The Value of Knowing Your Value
One of the hardest things you can struggle with as an artist is value. The value of what you do can seem to be solely based on others opinions of worth. Whether that value is from a listener or patron of the establishment, or perhaps the venue booker. Fighting for your value can be exhausting, tedious, and sometimes downright difficult. But I implore you to do it. With the adjustments made in the music scene here in 2020, there is no better time to start putting value on the entertainment and experience you provide.
But how do you put a value on what you do? As a musician, how do you determine what you should charge? How do you request a specific payment amount? What deals are worth striking, and what should you shy away from? They say beauty is in the eye of the beholder, but what is that beauty worth? It can be difficult to put a price on an experience, but here are some things to consider when deciding a price.
1. How many hours have you put into honing your skills? There is something to be said about the time and experience you have as a performer. The amount of hours, days, weeks, and months spent performing. While performing is a passion for most, if not all artists, it is nice to know you are receiving a return on that investment of time.
2. How much of your own money have you invested into your gear?
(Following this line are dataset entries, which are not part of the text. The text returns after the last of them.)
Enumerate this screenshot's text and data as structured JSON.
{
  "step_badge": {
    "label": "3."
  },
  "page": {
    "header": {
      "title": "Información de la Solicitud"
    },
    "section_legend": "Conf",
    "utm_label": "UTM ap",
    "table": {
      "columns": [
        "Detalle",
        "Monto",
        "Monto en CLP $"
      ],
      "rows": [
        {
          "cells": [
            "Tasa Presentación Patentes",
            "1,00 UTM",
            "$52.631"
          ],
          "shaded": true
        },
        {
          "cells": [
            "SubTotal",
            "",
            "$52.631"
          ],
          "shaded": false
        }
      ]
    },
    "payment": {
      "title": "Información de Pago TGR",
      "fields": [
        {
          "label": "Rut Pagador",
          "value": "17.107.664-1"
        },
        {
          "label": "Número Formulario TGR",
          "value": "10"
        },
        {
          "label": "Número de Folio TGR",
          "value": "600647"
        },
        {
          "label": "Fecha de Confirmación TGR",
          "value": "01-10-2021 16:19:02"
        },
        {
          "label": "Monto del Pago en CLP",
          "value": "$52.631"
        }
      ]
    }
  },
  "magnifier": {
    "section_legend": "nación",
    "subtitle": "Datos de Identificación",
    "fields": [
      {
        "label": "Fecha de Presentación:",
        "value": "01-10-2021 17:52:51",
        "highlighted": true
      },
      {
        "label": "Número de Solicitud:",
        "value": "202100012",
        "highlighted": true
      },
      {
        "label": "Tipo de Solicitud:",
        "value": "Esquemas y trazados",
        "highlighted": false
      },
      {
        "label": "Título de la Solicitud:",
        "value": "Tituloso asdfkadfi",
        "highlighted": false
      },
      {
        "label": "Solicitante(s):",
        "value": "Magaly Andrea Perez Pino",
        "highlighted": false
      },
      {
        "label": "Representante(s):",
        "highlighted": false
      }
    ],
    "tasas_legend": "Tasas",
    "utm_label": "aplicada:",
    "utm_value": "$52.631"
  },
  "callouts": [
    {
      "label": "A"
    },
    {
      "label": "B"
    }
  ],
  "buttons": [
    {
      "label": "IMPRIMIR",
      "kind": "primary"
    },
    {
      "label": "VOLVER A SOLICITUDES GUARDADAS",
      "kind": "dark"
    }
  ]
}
From stands, microphones, cables, pedals, amps, guitars, etc. that money adds up. Of course some of this gear is personal choice, maybe buying that tricked out Les Paul wasn’t necessary, but it looks so cool! Just remember, gear doesn’t make the performer, but it can help you perform more efficiently.
3. Do you provide other services beyond performing? Are you also promoting, making banners, helping to bring the venue more clients? Are you helping sling drinks or food by talking up the drinks or food from the establishment? Are you providing sound services, running a PA for yourself or other performers? Some venues provide a sound engineer and gear, but others expect you to have everything.
4. Finally, what kind of entertainment are you providing? Are you entertaining? Are you captivating the audience, drawing them in? Are you able to capture attention and hold it? this is a skill that takes time to hone, but is quite valuable. Sometimes putting on an “act” to be more entertaining and providing engagement with the crowd is so helpful. This is a great skill to have, providing a personal connection between you and the audience. But try not to be “fake”. Wearing your heart on your sleeve can leave you vulnerable, but that emotion is what draws us in. Just be genuine about it, most people can tell when you are not sincere.
When all said and done, putting value on your services is one of the hardest things to do. But is is essential as a performer. In the end, you are a providing professional services, just like an electrician, graphic designer, or woodworker. Your skills are learned over time, and as you hone them, you will get better and better. While you might not be able to get your asking price every time, fighting for your worth is… well worth it. Remember your worth, and know others will value you and Your worth too.